Uncover the infinite in IT

How Can We Help?
Table of Contents
< All Topics

SeLinux

SELinux, or Security-Enhanced Linux, is a security architecture integrated into the Linux kernel. It provides a flexible Mandatory Access Control (MAC) system that can be used to control the access of processes and users to system resources. In this tutorial, I’ll cover the basics of SELinux, including how to check its status, manage policies, and troubleshoot common issues.

1. Checking SELinux Status:

To check if SELinux is enabled or disabled on your system, you can use the sestatus command:

sestatus

Example output:

SELinux status:                 enabled
SELinuxfs mount:                /sys/fs/selinux
SELinux root directory:         /etc/selinux
Loaded policy name:             targeted
Current mode:                   enforcing
Mode from config file:          enforcing
Policy MLS status:              enabled
Policy deny_unknown status:     allowed
Memory protection checking:     actual (secure)
Max kernel policy version:      34

2. Understanding SELinux Modes:

SELinux operates in three modes: Enforcing, Permissive, and Disabled.

# Set SELinux to Enforcing mode
sudo setenforce 1
# Set SELinux to Permissive mode
sudo setenforce 0
# Disable SELinux (requires a reboot)
sudo nano /etc/selinux/config
# Change SELINUX=enforcing to SELINUX=disabled
# Reboot the system

3. SELinux Policies:

To view information about the active policy:

sestatus -v

Example output:

Loaded policy name:             targeted

4. Working with SELinux Labels:

SELinux uses labels to determine access control for processes and files. Labels are associated with files, processes, and network ports. Use the ls command with the -Z option to display SELinux context:

ls -Z /etc/passwd

Example output:

-rw-r--r--. root root system_u:object_r:passwd_file_t:s0 /etc/passwd

5. Managing SELinux Policies:

Installing and Updating Policies:

To install or update SELinux policy packages:

sudo yum install selinux-policy
sudo semodule -i mymodule.pp

Reloading Policies:

After making changes to policies, you can reload them without rebooting:

sudo semodule -r mymodule

6. Troubleshooting SELinux:

Reviewing SELinux Logs:

SELinux violations are logged in the audit log.

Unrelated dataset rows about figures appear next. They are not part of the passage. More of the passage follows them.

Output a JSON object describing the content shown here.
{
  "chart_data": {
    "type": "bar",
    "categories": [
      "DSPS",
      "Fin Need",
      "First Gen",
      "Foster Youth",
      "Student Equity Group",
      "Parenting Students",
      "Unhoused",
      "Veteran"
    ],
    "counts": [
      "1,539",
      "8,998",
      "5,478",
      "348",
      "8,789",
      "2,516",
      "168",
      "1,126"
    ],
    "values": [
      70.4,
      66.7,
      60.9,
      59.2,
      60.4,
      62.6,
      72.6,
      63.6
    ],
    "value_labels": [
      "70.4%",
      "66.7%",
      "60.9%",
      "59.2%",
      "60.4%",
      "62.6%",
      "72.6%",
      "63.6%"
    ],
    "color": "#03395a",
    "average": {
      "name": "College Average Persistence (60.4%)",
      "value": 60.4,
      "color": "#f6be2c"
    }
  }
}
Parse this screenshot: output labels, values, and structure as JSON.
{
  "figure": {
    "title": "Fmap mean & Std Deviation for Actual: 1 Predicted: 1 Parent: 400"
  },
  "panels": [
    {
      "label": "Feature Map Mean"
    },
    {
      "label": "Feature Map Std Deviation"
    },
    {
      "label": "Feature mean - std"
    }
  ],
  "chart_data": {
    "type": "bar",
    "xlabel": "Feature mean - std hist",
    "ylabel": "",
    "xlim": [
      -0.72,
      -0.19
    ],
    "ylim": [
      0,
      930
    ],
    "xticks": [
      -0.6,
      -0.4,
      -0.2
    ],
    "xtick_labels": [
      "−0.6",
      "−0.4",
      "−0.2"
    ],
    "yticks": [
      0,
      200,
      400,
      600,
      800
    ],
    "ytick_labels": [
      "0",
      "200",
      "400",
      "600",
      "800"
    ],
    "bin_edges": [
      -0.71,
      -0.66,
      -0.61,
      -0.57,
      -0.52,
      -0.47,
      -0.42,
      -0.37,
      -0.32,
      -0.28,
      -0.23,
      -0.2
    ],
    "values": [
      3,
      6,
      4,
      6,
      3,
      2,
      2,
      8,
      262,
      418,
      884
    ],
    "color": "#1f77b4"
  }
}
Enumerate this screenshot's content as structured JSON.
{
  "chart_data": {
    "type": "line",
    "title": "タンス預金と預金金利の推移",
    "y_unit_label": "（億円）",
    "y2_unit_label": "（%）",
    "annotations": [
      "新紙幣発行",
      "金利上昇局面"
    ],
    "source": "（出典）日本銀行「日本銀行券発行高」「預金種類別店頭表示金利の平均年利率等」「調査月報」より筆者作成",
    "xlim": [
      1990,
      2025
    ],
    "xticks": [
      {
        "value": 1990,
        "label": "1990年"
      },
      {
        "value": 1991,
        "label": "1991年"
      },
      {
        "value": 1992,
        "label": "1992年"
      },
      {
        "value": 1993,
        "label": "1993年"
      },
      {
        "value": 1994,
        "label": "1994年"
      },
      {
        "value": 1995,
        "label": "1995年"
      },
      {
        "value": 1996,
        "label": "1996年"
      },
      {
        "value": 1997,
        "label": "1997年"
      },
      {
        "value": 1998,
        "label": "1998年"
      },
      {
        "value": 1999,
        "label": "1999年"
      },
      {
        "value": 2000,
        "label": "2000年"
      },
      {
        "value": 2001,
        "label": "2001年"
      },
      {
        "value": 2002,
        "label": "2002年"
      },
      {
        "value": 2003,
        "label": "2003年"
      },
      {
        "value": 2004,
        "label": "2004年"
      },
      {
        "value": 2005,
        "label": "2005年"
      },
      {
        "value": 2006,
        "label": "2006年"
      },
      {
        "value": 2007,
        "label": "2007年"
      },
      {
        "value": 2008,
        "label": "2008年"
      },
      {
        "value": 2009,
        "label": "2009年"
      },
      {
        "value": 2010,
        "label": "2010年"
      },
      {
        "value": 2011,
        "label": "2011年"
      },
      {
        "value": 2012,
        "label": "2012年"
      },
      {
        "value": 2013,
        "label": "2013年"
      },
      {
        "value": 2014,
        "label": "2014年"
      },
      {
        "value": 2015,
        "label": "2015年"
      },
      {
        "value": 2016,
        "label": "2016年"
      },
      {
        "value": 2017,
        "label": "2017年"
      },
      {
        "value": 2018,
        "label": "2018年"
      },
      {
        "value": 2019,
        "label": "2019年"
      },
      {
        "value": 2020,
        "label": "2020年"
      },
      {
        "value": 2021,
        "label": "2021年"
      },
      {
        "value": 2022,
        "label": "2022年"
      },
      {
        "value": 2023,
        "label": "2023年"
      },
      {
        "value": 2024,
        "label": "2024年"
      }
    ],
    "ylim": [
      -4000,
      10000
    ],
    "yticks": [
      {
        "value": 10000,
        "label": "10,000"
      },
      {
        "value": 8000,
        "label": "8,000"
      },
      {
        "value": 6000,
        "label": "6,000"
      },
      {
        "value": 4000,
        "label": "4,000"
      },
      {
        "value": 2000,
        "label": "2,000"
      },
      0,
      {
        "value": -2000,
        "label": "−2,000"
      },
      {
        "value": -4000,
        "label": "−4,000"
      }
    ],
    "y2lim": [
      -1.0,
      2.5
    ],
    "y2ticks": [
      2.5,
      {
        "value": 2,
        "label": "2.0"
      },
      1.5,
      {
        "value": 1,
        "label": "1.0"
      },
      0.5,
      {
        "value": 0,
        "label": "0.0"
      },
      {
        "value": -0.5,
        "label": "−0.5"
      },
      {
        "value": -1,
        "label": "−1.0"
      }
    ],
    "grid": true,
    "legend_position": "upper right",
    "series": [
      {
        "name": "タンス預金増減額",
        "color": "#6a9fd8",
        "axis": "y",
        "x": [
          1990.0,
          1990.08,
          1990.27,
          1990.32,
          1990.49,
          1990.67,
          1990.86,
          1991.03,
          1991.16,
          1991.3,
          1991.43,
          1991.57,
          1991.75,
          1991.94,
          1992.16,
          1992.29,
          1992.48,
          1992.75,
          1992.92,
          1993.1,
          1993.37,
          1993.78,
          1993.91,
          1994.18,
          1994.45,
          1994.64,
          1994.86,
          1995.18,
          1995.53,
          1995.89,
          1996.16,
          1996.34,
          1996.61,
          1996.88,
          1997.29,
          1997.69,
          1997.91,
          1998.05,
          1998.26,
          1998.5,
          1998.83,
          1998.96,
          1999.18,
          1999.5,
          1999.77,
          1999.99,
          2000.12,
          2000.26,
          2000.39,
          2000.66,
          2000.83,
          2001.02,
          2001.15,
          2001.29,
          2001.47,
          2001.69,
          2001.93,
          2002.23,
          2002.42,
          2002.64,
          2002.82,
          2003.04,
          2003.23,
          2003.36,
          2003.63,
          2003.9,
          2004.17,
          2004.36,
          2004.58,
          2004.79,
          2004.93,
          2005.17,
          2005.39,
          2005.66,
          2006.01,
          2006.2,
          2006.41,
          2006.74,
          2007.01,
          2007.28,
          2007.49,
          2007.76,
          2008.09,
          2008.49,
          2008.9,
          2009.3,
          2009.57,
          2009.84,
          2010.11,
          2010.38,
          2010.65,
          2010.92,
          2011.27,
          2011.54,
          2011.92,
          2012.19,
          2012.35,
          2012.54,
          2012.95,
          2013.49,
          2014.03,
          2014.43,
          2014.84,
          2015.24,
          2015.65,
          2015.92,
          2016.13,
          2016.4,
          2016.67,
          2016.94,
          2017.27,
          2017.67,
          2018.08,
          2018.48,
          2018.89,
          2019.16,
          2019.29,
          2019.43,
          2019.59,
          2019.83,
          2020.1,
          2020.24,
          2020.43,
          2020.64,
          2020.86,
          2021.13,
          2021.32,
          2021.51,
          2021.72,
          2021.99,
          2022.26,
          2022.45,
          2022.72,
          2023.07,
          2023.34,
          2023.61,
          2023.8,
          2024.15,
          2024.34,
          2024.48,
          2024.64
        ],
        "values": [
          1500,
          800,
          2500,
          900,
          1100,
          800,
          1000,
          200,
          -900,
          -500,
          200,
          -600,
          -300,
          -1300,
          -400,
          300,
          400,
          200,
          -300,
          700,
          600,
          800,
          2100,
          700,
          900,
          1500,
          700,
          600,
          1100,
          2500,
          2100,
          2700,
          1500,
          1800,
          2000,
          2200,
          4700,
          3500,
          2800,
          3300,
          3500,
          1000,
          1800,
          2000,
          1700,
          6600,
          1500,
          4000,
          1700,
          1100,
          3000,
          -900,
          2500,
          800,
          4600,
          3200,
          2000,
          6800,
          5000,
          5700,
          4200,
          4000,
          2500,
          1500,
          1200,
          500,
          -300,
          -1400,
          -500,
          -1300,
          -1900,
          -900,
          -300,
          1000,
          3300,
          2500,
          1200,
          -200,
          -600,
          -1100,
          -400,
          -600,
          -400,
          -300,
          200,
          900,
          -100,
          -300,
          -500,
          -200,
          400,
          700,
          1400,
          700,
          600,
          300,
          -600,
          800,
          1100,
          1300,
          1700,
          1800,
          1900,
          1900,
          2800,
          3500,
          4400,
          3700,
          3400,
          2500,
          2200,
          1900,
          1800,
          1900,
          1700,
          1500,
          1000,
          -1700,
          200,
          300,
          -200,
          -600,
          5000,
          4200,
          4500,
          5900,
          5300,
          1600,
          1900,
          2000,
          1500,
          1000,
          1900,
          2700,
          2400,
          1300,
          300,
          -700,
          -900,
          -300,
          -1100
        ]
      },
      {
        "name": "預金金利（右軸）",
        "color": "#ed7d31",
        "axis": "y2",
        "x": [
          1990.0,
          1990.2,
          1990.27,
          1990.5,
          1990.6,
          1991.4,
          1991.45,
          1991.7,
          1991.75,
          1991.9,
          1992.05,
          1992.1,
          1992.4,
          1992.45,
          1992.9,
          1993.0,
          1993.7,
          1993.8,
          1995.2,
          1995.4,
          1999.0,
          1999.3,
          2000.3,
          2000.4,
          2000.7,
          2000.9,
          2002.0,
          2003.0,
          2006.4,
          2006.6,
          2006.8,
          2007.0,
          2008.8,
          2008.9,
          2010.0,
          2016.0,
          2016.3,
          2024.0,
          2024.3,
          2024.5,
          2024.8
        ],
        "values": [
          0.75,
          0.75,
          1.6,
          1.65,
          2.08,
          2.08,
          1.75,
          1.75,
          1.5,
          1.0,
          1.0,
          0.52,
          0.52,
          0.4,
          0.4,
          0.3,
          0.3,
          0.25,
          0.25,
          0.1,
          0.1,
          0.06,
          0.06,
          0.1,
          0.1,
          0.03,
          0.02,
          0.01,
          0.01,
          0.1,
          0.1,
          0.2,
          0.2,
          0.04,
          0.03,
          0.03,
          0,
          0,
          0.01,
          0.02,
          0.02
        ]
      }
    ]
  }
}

You can use the ausearch and audit2why commands to review logs:

ausearch -m AVC -ts recent

Example output:

time->Thu Jan 27 15:30:00 2023
type=AVC msg=audit(1643316600.123:456): avc:  denied  { read } for  pid=1234 comm="example" name="example.txt" dev="sda1" ino=5678 scontext=unconfined_u:unconfined_r:unconfined_t:s0-s0:c0.c1023 tcontext=unconfined_u:object_r:unlabeled_t:s0 tclass=file
audit2why < /var/log/audit/audit.log

Example output:

type=AVC msg=audit(1643316600.123:456): avc:  denied  { read } for  pid=1234 comm="example" name="example.txt" dev="sda1" ino=5678 scontext=unconfined_u:unconfined_r:unconfined_t:s0-s0:c0.c1023 tcontext=unconfined_u:object_r:unlabeled_t:s0 tclass=file

    Was caused by:
    The boolean domain_kernel_load_modules was set incorrectly.
    Description:
    Allow domain unconfined_t to kernel_load_modules unlabeled_t

    Allow access by executing:
    # setsebool -P domain_kernel_load_modules 1

Restoring Default SELinux Context:

If SELinux contexts are modified incorrectly, you can restore the default contexts using:

restorecon -R /path/to/directory

Conclusion:

SELinux is a powerful tool for enhancing the security of Linux systems. This tutorial covers the basics, but there’s much more to explore. Refer to the official SELinux documentation and resources for in-depth information and advanced configurations.